Kamarudeen Ogundele, Abuja
The Supreme Court has dismissed the application of the All Progressives Congress seeking to review the judgement on the Zamfara governorship election and others.
The apex court said the application was a gross abuse of court, frivolous and grossly vexatious.
It awarded N2m cost against the APC to be paid to the respondents.
The apex court had in a judgement delivered in May 2019 nullified the victory of the APC in the Zamfara governorship, national and state assemblies elections for not conducting valid primaries in the state.
It ordered the Independent National Electoral Commission to issue the Certificate of Return to the candidates of the political party with the next highest votes in the elections.
Consequently, the Peoples Democratic Party’s candidate, Bello Matawalle, was sworn in as governor with the positions in the national and state assemblies filled by the PDP’s candidates.

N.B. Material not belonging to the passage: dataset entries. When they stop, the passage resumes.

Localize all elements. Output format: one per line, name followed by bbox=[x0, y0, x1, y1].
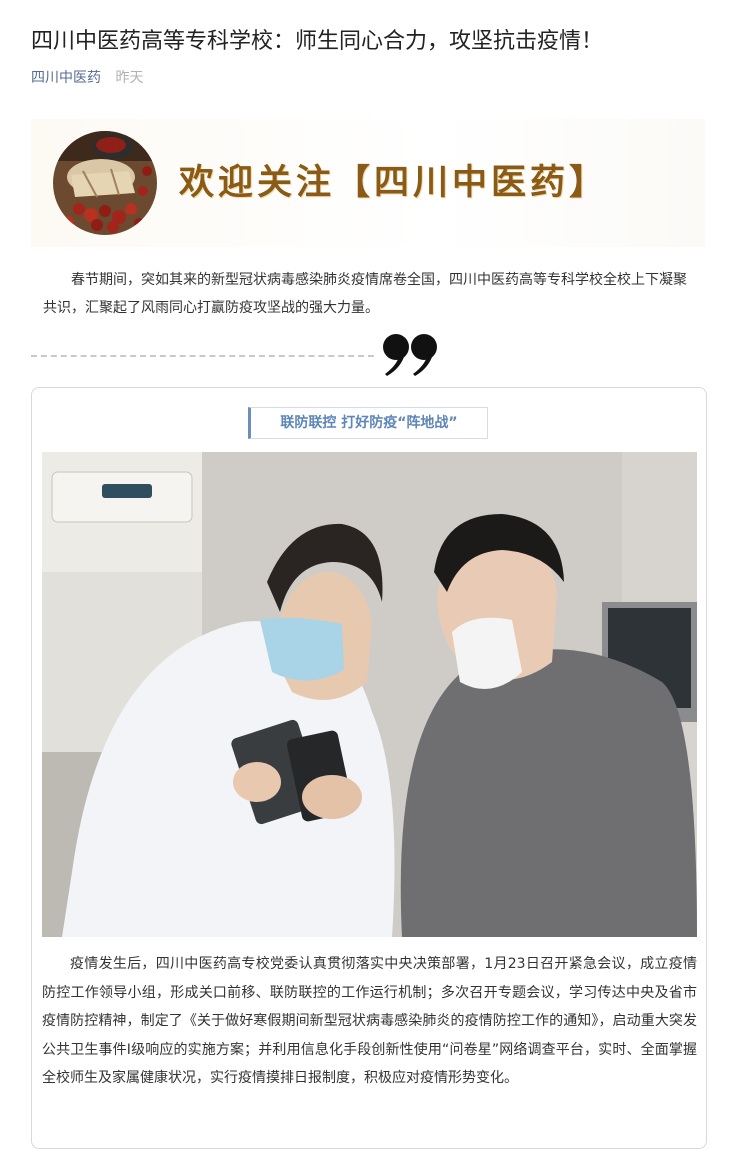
section-paragraph: 疫情发生后，四川中医药高专校党委认真贯彻落实中央决策部署，1月23日召开紧急会议… bbox=[42, 956, 697, 1086]
article-meta: 四川中医药 昨天 bbox=[31, 68, 143, 88]
welcome-banner: 欢迎关注【四川中医药】 bbox=[31, 119, 705, 247]
section-heading: 联防联控 打好防疫“阵地战” bbox=[248, 407, 488, 439]
publish-time: 昨天 bbox=[115, 70, 144, 86]
intro-paragraph: 春节期间，突如其来的新型冠状病毒感染肺炎疫情席卷全国，四川中医药高等专科学校全校… bbox=[43, 272, 687, 316]
dashed-divider bbox=[31, 355, 374, 357]
herbs-image bbox=[53, 131, 157, 235]
article-photo bbox=[42, 452, 697, 937]
article-title: 四川中医药高等专科学校：师生同心合力，攻坚抗击疫情！ bbox=[31, 29, 604, 54]
welcome-text: 欢迎关注【四川中医药】 bbox=[179, 162, 609, 203]
account-name-link[interactable]: 四川中医药 bbox=[31, 70, 101, 86]
quote-icon bbox=[381, 332, 441, 378]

Reading the lead judgement, Justice John Okoro said by Order 8 Rule 16 of the Supreme Court, the apex court lacked the jurisdiction to review its own judgement.
The court agreed with the counsel to the 1-140 Respondents, Mike Ozekhome (SAN), that it could not review its judgement once delivered except to correct clerical errors, slips or to give effects to its judgement.
The judge ruled, “The rules are clear that the court shall not review any judgement. The first and constant duty of the court in interpreting statute is to give regard to the statute.
“There is total prohibition to review judgement. The operative words are ‘shall not.’
“Our forbearers didn’t leave anyone in doubt that our judgements, once delivered, cannot be reviewed. It is trite law that the word ‘shall’ is a command and mandatory. When the word ‘not’ is added, it means must never be done. The Supreme Court has no jurisdiction to set aside its judgement.
“It is crystal clear that the court has no jurisdiction to entertain the prayers as sought in this application.
“It is a gross abuse of court processes, frivolous, vexatious and violates Order 8 Rule 16. The application is dismissed.”
The apex court advised political parties to respect the constitution, the Electoral Act and their own constitutions.
It warned that the hammer of the court would continue to fall on erring political party, no matter whose is ox was gored.
But in a dissenting judgement, Justice C.C Nweze said there were precedent cases where the Supreme Court reversed itself in the interest of justice.
He queried the decision to declare the PDP’s candidates as beneficiaries of the APC’s intra-party affairs when they were not parties to the suit.
He said, “They were not parties to the suit in which the consequential order was made. All the parties in the matter were all in APC.
“They (the PDP candidates) should have sought the leave of the court to join as parties. Therefore the beneficiaries of an order must have been parties to the suit.
“This court can’t be a Father Christmas to award reliefs not sought as done in APC vs Marafa,” he said.
The APC had through its lawyer, Robert Clarke (SAN), sought an order setting aside the consequential order made in the May judgement.
It also sought an order for a fresh primary and election to be conducted by the INEC and for any order the court may deem fit.